Indian-American computer engineer and businesswoman

Ruchi Sanghvi (born 20 January 1982) is an Indian-American computer engineer and businesswoman. She was the first female engineer hired by Facebook. In late 2010, she quit Facebook and in 2011, she started her own company Cove, with two other co-founders. The company was sold to Dropbox in 2012 and Sanghvi joined Dropbox as VP of Operations. She left Dropbox in October 2013.

In 2016, Sanghvi established South Park Commons, a residential and professional tech space that functions similarly to a hackerspace.

== Early life and education ==
Sanghvi was raised in Pune, India. When she was young, she intended to join her father's business after completing her studies. Sanghvi pursued her bachelor's and master's degrees in electrical computer engineering from Carnegie Mellon University.

== Career ==
=== Facebook ===
After graduating from Carnegie Mellon University in 2004, Sanghvi initially planned to work in New York City, but decided instead to move to Silicon Valley where her former CMU colleague Aditya Agarwal, whom she was dating, worked. She got a job at the Oracle Corporation.

In 2005, Sanghvi and Agarwal both started working at Facebook. Sanghvi was Facebook's first female engineer.

Sanghvi was one of the primary engineers on the first version of Facebook's News Feed product, launched in September 2006, and she wrote the blog post announcing its launch. The original news feed was an algorithmically generated and constantly refreshing summary of updates about the activities of one's friends. The concept was relatively new at the time, with Twitter having launched only a few months earlier.

The News Feed feature faced significant initial criticism, including some directed personally at Sanghvi. This was addressed through the introduction of new privacy controls regarding what personal data would appear in friends' news feeds.

=== Cove and Dropbox ===
In late 2010, Sanghvi left Facebook and in 2011, co-founded a stealth collaboration startup called Cove along with Aditya Agarwal. In February 2012, Dropbox, the file synchronization and backup service company, announced that it had acquired Cove and that Sanghvi and Agarwal would be joining Dropbox. Sanghvi later became the Vice President of Operations at Dropbox. In October 2013, she left Dropbox, but continued to retain an advisory role at the company.

=== South Park Commons ===
In 2015, Sanghvi founded South Park Commons (SPC), a technical community and co-working space located in the South Park neighborhood of San Francisco. It functions as a residential and professional hub for entrepreneurs, engineers, and researchers.
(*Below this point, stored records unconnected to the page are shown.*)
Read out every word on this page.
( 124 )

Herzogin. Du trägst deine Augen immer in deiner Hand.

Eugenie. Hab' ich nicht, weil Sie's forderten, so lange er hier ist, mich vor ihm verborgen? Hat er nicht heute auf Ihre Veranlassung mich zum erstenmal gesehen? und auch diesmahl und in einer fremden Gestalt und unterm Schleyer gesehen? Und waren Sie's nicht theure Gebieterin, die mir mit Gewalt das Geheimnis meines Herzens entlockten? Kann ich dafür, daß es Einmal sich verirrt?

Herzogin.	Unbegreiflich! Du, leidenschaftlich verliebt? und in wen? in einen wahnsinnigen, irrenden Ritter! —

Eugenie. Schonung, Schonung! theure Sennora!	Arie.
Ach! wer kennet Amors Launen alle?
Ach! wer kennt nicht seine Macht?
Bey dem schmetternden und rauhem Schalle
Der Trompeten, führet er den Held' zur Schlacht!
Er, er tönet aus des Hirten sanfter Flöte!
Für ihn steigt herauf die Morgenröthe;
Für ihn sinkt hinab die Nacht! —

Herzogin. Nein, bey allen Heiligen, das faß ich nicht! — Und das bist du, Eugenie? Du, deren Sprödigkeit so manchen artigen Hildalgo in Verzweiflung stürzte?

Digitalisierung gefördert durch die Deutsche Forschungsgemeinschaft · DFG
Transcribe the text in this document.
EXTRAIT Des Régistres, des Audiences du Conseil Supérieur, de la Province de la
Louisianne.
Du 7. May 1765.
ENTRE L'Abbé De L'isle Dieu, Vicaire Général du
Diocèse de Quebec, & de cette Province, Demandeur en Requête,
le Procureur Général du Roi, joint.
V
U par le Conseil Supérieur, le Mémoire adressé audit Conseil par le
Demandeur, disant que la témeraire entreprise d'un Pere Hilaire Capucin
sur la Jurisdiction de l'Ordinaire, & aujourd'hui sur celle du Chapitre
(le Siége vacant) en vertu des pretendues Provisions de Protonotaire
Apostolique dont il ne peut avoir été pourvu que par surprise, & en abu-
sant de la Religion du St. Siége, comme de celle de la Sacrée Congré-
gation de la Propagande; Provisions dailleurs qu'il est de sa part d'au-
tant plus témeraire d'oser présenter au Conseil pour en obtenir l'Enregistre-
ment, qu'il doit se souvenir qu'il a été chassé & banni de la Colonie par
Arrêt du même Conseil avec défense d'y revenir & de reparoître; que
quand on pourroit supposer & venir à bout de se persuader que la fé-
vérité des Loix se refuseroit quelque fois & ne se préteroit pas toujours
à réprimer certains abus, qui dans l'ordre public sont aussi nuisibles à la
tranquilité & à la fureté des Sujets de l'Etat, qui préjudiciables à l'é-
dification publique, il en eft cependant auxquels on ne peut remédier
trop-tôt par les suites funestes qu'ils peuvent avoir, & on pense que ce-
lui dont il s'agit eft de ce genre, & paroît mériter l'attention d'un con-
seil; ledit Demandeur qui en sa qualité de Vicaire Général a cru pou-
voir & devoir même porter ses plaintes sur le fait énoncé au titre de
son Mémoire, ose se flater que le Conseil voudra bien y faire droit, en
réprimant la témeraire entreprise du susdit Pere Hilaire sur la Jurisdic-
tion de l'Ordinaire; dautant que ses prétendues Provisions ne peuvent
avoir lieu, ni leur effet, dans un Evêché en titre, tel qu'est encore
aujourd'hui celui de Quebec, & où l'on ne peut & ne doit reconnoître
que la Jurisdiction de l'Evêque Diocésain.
Sanghvi serves as both co-head of the community and general partner in the SPC Fund.

== Board memberships ==
Sanghvi is on the board of UCSF and was previously on Paytm's board of directors.

== Philanthropy ==
Sanghvi was listed as one of the founders of FWD.us, a 501(c)(4) lobbying group formed in Silicon Valley to promote immigration reform, improve education, and facilitate technological breakthroughs in the United States. The group launched on 11 April 2013.

Sanghvi's personal story was featured on the FWD.us website's "Stories" section. In a 2013 interview with Mint, Sanghvi stated that her involvement with the group was motivated by a desire to boost the knowledge economy, specifically through immigration reform and the inclusion of STEM studies in the education system.

== Personal life ==
Sanghvi is married to Aditya Agarwal, who was her colleague at Carnegie Mellon University and later at Facebook, Cove, and Dropbox.

== Awards and honors ==
Sanghvi was awarded a TechFellow "Best Engineering Leadership Award" in 2011 for her work at Facebook.

In 2018, Sanghvi was a keynote speaker for HackMIT.